You probably already realize that living with an unstable child (with behavior problems) subjects all family members to daily trauma at times. Numerous symptoms indicate that a caregiver is experiencing reactions to traumatic stress. In fact, the very qualities that make one an excellent caregiver - empathy, identification, safety, trust, intimacy and power - are the very qualities that can cause one to face burnout.
Learning to recognize the symptoms within oneself that indicate heightened stress is imperative to addressing, relieving and avoiding it. Stress unchecked will lead to caregiver burnout.

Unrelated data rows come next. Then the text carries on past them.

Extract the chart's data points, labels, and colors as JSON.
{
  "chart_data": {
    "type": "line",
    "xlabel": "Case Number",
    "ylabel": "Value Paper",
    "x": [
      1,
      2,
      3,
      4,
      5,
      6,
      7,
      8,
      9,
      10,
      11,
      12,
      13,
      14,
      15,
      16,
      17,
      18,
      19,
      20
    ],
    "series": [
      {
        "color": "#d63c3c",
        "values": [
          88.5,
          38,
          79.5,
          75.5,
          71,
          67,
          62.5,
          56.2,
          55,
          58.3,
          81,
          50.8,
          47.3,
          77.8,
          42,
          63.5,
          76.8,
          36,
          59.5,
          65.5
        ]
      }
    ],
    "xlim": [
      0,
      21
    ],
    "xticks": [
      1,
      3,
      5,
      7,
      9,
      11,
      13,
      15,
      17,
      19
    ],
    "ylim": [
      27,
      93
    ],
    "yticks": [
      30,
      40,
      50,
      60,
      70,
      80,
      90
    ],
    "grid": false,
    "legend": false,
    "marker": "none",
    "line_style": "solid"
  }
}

Those who have experienced compassion fatigue describe it as being sucked into a vortex that pulls them slowly downward. They have no idea how to stop the downward spiral, so they do what they've always done: They work harder and continue to give to others until they're completely tapped out.
Symptoms of burnout
- Abusing drugs, alcohol or food
- Chronic lateness
- Diminished sense of personal accomplishment
- Exhaustion (physical or emotional)
- Frequent headaches
- Gastrointestinal complaints
- High self-expectations
- Inability to maintain balance of empathy and objectivity
- Increased irritability
- Less ability to feel joy
- Low self-esteem
- Sleep disturbances
To those who are in the throes of compassion fatigue, time, or more precisely the lack of it, is the enemy. To compensate, many caregivers try to do several things at once (e.g., eat lunch while returning telephone calls). And to make more time, they tend to eliminate the very things that would help revitalize them: regular exercise, interests outside of caregiving, relaxed meals, time with family and friends, prayer and meditation.
Treating caregiver stress and burnout
To recharge your batteries you must first learn to recognize when you're wearing down and then get into the habit of doing something every day that will replenish you. That's not as easy as it sounds. Old habits are oddly comfortable even when they're bad for us, and real lifestyle changes take time (some experts say six months), energy and desire.